Oh well, it's just a survey. Like the "H" saga, the councillors get the vote, not us ... again.
Narrow focus no help
Russ Hay correctly points out some problems in the Roman Catholic church over homosexuality, lesbianism and paedophilia (Chronicle, October 16).
What we need to hear is our erstwhile writer pointing out the same problems in his own trade.
When he needs a lawyer or a doctor make sure he checks there are no deviants from the norm to compromise him.
A more obvious one is schools — again, don't forget to ask the principal if there are paedophiles.

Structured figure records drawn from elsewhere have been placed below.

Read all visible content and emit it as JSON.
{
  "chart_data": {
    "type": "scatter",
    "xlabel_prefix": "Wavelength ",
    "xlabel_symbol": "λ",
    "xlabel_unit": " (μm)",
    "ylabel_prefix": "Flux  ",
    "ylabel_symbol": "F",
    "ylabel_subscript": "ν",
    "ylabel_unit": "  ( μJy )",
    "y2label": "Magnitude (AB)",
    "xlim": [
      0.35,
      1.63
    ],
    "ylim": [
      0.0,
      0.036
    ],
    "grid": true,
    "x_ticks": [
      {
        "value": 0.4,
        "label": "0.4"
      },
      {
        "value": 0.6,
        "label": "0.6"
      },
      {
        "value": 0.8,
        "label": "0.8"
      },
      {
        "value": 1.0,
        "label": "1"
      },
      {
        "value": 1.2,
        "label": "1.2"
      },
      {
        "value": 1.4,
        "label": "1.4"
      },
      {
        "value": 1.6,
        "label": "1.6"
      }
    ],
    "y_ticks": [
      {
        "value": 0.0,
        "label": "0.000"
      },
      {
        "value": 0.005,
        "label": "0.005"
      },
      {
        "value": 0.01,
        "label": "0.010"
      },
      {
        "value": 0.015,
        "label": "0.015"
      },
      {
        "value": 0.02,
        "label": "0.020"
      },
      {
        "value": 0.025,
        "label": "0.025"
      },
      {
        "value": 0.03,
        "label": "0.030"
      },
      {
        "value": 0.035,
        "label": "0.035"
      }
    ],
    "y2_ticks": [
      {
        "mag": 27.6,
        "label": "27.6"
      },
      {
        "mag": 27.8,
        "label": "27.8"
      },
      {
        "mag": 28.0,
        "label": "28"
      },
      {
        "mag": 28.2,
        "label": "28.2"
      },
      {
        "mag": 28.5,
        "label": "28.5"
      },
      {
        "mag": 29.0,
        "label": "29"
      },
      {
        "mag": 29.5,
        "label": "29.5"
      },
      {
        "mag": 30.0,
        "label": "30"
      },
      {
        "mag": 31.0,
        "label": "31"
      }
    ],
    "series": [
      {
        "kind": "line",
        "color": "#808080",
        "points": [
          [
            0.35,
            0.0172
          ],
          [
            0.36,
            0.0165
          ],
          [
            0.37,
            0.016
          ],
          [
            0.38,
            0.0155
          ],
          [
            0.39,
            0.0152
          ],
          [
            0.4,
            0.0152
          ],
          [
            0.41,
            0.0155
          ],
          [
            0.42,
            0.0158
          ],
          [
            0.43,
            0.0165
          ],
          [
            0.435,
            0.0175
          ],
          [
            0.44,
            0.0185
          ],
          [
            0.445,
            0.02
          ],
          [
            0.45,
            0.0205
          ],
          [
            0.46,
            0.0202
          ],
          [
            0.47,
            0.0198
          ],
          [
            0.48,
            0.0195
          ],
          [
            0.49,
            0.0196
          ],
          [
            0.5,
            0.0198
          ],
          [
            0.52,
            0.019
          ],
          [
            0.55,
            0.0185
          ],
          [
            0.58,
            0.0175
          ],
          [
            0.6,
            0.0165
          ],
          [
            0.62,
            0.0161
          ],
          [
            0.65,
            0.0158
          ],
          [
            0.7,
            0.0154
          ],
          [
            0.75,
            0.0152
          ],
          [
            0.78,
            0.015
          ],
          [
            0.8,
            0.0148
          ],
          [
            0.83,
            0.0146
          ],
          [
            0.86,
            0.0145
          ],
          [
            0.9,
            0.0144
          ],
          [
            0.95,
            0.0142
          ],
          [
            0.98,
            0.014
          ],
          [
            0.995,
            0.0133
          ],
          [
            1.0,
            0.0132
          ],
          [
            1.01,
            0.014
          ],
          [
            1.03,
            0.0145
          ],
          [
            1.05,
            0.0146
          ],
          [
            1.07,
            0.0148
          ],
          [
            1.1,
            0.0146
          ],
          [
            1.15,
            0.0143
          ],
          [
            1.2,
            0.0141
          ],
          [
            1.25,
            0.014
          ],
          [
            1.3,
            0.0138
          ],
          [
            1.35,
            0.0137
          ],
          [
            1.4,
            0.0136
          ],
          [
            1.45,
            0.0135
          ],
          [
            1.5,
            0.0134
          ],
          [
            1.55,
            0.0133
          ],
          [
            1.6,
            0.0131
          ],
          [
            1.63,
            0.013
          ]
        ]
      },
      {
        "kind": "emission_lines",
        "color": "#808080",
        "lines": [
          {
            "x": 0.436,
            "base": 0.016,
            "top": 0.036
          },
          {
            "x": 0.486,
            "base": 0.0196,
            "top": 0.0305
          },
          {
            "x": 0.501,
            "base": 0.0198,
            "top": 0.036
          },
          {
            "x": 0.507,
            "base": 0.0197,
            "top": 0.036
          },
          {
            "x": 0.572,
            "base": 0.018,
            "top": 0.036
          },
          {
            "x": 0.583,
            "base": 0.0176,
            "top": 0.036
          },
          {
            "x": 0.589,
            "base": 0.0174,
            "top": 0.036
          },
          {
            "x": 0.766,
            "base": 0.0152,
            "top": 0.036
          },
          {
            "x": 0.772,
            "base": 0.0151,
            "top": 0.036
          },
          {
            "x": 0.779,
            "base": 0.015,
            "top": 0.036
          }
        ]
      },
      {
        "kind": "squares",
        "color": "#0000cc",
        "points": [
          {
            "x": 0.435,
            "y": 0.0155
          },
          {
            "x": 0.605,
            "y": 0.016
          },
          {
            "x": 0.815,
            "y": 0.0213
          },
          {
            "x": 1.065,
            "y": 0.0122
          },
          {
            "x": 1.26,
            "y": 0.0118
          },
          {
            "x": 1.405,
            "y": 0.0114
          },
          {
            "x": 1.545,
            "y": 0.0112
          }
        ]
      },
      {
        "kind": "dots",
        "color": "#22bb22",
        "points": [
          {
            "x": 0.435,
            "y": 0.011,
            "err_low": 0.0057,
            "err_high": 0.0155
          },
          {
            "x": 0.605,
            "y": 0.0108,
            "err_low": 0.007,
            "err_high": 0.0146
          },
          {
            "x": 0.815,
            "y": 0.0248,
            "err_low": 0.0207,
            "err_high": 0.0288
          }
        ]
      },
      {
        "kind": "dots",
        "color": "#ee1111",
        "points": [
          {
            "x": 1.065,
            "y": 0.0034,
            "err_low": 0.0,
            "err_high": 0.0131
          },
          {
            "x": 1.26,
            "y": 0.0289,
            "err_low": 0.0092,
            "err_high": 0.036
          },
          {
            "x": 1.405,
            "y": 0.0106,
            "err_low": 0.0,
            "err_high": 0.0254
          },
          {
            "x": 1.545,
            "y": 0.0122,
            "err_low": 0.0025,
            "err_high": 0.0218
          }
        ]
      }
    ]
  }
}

There is a big problem to solve, with Russ not helping with a narrow focus. Try relating it to the Chronicle article a few days ago on young Nepalese girls being sold to India for prostitution. Is this religious as well?
F R HALPIN
Shorter is better
A few months back you made an editorial decision to increase the permissible length of letters to the editor to 300 words.
Since then the increased length of letters has, in many cases, been accompanied by a decrease in readability and interest.
This just goes to show what I was told by my third form grammar teacher many years ago — if you can't put your thoughts down in a few words, it's probably better for everyone if you keep them to yourself.
Please let's go back to shorter letters and more of them.
G A McGRATH
Ailsa Dickson, like many, believes the sun causes melanoma. I lost a brother to melanoma.
British and Norwegian scientists some years ago released reports after 10-year and 20-year research projects in which they said they no longer believed the sun was the cause, because the people with the most sun-damaged skin had the least melanoma and the best cure rates; the "slip, slop, slap" brigade the most skin cancers and poorer cure rates.
It is very hard for a report like this to get traction as "slip, slop, slap" has become such a big money spinner.
Cells suffer damage that leads to mutations that can grow into full-blown cancer.
Scientists are now talking of nano-particles they can put into the bloodstream, and they will search out mutating cells leading to early detection, meaning early treatment, better cure rates.
Nature already has at least 80 nano-particles that travel around the body detecting these damaged cells.
They also have the ability to repair them, keep them healthy, magic.
Nature's nano-particles are called minerals, and if you infuse these into your body daily there is a fair chance you won't get cancer and, I would also suggest, depression, as they have the ability, along with cholesterol, to keep the brain healthy. Healthy brain, healthy mind.